Carta al P. José Xifré, 15.8.70, en EC II, p. 1484s

CLARET, UN “PRÓFUGO”

Claret está a poco más de un mes de su muerte… No lo sabe, pero lo presiente. Su salud está mermada, quebrantada… Ha vivido una vida intensa, plena y entregada, ha vivido y se ha desvivido para que otros tengan Vida. Claret fue un hombre entregado a su vocación: ser Misionero Apostólico. El 9 de julio de 1841, la Santa Sede le había concedido ese título. Aunque por lo general se entendía como un título honorífico, Claret lo interpretó como una definición de su identidad, al modo como en la Biblia la imposición de un nombre nuevo significa un nuevo designio vocacional. Claret se siente enviado, y pone su vida al servicio del Evangelio al «estilo» de los Apóstoles, en vida fraterna, pobreza, disponibilidad e itinerancia. Mª Antonia París, por experiencia interior, sin conocer aún a Claret, ya le había dado ese título: “Estando una noche en oración… me dijo Nuestro Señor señalándome con el dedo a Mosén Claret como que yo le viera allí, entre Nuestro Señor y yo: «Éste es, hija mía, aquel hombre apostólico que con tantas lágrimas, por tantos años seguidos me has pedido»” (Autob. M. París, nº19).

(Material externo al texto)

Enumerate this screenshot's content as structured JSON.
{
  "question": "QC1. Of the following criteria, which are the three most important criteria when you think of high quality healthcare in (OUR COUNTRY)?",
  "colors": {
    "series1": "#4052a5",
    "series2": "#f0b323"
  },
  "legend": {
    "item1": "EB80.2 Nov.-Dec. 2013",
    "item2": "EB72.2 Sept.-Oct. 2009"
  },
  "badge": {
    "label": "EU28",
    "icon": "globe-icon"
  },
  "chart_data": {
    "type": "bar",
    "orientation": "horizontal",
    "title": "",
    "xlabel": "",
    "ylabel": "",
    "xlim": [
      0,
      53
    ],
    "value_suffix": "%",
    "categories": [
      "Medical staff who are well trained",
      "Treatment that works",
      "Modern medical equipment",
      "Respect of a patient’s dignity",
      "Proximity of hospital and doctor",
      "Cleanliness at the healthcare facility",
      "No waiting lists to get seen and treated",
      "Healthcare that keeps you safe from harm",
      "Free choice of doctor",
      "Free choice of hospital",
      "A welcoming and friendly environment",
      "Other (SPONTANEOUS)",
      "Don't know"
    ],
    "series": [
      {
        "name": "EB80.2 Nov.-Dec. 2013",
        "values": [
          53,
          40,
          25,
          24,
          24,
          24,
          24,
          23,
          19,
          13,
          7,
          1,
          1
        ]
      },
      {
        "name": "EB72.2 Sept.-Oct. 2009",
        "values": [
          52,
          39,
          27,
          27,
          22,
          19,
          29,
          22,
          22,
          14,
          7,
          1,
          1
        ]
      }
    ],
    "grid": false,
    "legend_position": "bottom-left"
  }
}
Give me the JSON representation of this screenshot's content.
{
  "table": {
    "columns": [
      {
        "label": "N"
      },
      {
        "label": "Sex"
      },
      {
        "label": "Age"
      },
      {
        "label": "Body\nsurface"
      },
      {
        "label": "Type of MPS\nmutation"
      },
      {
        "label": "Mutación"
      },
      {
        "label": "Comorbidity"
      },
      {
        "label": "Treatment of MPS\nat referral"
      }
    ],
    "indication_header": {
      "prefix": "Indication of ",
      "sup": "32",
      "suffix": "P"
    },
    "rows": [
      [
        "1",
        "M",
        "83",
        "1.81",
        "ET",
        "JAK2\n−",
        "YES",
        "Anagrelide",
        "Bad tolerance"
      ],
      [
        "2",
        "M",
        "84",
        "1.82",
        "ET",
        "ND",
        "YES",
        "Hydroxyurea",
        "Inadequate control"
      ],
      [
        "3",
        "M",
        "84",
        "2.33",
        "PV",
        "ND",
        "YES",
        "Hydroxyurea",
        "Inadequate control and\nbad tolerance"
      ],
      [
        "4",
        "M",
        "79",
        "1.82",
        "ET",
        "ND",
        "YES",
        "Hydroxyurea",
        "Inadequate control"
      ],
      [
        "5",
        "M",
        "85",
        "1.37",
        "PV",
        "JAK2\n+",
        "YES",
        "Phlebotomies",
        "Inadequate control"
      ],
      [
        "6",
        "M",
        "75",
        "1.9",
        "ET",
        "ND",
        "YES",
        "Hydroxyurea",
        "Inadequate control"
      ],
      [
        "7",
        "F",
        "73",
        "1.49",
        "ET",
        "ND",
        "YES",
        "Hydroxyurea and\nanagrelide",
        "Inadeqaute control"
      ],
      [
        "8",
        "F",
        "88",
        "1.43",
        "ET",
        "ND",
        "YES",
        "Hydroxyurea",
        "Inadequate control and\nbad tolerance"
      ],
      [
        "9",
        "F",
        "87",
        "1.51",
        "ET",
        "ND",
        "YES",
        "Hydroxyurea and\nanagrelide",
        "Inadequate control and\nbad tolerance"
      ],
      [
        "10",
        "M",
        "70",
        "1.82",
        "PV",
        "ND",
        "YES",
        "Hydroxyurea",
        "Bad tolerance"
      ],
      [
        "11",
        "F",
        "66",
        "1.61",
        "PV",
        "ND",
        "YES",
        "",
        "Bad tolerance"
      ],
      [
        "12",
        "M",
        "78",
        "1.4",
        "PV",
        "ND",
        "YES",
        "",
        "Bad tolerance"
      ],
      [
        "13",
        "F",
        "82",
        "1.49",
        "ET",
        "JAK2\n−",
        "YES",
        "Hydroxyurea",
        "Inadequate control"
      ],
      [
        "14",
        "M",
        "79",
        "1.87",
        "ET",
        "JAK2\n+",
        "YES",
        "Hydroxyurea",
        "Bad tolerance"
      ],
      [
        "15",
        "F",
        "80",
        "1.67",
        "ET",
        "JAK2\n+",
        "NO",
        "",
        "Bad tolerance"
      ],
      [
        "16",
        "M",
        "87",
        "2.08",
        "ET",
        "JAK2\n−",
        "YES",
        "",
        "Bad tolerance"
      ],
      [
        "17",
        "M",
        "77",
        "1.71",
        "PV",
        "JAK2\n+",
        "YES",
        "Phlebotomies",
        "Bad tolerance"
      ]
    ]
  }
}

Ahora Claret, desterrado y perseguido, solo, enfermo y acosado, viéndose como un prófugo de la justicia por motivos que no van con él, no quiere perjudicar a sus Misioneros. Muestra una vez más toda su grandeza de espíritu: prefiere poner tierra por medio para que, si apresan a alguien, sea a él sólo.
Ya en carta a Mª Antonia París del 21 de julio de 1869, a 15 meses de su muerte, en plenos trabajos del Concilio Vaticano I, le dice: “Se puede decir que ya se han cumplido sobre mí los designios que el Señor tenía sobre mí. Bendito sea Dios, ¡ojala!, lo que he hecho, haya sido del agrado de Dios” (EC II, p. 1411).
¿Podré decir yo al final de mi vida, como lo hace Claret, que he cumplido el sueño de Dios sobre mí? ¿Por dónde tendría que comenzar para que esto fuera una realidad?